J’aurais pu garder cet argent. J’aurais pu acheter des meubles neufs, ou partir en voyage. Mais la vengeance d’un Scorpion n’est jamais égoïste. Elle est juste. Elle est ce qu’elle doit être. Au lieu de cela, j’ai regardé Benny, allongé sur mon canapé, enroulé dans sa nouvelle couverture, et j’ai repensé à ces jours où je l’avais cherché au bord de l’autoroute, où j’avais prié pour qu’il soit vivant. Je suis allé au refuge pour chiens situé à deux pâtés de maisons de chez moi.
Les conditions n’étaient pas terribles, mais le bâtiment était vieux, le toit fuyait, les clôtures étaient rouillées. « Combien il vous faut ? » ai-je demandé à la directrice. Elle a cité un montant. J’ai payé. Tout. C’était la meilleure vengeance que je pouvais imaginer. L’argent de cet homme est allé là où il devait aller – pour en sauver d’autres.
Aujourd’hui, un an plus tard, Benny est devenu un géant. De ce chiot de cinq mois qui pesait à peine quatre kilos, il est devenu un chien fort et heureux de vingt-deux kilos. Il est toujours noir et blanc, mais ses taches blanches ressemblent maintenant à des étoiles dispersées dans un ciel sombre. Il court partout derrière moi, il dort dans mon lit, il m’accueille à la porte chaque soir comme si je revenais de la guerre.
Je pense souvent à l’homme qui l’a jeté.

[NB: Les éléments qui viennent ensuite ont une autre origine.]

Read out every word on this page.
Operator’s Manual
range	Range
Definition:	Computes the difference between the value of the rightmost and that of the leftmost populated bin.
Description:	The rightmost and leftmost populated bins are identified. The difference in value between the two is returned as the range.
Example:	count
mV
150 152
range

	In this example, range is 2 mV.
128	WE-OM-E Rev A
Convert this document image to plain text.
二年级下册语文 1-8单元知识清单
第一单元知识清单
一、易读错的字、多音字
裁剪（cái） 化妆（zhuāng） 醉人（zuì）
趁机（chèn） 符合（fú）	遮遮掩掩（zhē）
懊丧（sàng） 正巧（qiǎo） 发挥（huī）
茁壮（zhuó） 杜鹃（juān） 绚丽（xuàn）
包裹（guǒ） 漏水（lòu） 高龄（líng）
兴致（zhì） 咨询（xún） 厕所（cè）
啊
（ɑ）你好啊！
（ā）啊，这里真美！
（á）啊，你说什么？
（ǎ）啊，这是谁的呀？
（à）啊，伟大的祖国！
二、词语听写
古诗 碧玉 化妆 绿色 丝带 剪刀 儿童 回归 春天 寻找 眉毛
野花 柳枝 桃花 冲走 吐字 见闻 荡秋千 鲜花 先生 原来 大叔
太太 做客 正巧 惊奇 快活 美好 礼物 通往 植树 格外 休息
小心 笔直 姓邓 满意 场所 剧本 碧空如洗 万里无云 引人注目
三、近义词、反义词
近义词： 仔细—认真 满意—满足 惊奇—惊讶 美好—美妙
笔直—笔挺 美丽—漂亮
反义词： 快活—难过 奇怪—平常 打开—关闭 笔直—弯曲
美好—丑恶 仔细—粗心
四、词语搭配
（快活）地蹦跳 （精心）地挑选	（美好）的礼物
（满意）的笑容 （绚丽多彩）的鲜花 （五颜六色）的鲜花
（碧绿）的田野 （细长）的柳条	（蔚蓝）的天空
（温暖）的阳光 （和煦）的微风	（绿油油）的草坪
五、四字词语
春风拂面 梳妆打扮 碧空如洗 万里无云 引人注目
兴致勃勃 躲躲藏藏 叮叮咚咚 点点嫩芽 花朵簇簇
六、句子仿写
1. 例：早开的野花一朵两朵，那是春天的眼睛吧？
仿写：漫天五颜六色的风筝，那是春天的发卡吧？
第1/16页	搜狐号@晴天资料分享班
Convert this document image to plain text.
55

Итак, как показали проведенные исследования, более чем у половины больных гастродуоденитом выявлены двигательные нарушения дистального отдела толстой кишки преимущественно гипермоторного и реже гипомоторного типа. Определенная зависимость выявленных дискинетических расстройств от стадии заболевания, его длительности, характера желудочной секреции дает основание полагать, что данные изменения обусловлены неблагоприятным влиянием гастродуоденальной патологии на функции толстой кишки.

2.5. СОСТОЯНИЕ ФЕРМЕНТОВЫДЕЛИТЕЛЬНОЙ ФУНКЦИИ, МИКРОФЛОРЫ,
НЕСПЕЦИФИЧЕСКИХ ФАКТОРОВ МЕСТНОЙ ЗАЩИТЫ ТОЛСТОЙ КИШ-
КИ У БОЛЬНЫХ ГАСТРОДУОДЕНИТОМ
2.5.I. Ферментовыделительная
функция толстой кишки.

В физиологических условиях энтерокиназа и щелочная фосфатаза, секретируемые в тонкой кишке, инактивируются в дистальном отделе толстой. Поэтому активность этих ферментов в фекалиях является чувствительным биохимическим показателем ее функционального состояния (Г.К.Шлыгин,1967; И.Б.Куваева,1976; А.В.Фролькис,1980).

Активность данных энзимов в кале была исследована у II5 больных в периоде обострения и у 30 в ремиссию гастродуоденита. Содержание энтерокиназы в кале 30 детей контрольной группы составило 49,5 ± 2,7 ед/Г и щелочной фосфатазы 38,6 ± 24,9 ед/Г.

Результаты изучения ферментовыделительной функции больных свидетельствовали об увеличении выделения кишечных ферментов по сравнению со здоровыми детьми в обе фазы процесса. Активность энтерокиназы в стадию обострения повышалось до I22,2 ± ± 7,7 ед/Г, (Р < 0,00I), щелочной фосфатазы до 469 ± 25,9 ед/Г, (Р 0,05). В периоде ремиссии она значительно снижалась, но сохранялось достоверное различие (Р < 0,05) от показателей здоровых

Je ne sais pas où il est aujourd’hui, et franchement, je n’ai pas envie de le savoir. Mais je sais que chaque fois que Benny s’endort à côté de moi, chaque fois qu’il remue la queue au son de ma voix, chaque fois qu’il court vers moi comme si j’étais le monde entier, j’ai gagné. Pas contre lui. Contre la méchanceté qui était en lui.
Chaque fois que je reprends cette autoroute, je regarde vers le fossé. Je ne pleure plus. Benny est assis à côté de moi, il pose sa patte sur mon genou et me regarde comme s’il disait : « Tu vois ? Tout devait se passer exactement comme ça. » Et vous savez quoi ? Il a raison.
Parce que si cet homme ne l’avait pas jeté ce jour-là, je n’aurais jamais su qu’il y avait dans mon cœur une place prête pour lui. Et ce refuge, qui a maintenant un toit neuf et des clôtures neuves, a accroché à ses portes une petite plaque : « Merci à la famille de Benny et Daniel ». Chaque fois que je passe par là, je m’arrête. Benny aboie une fois. Brièvement. Joyeusement. Comme s’il disait : « Notre travail est accompli. » Et nous reprenons notre route. Ensemble. Enfin chez nous.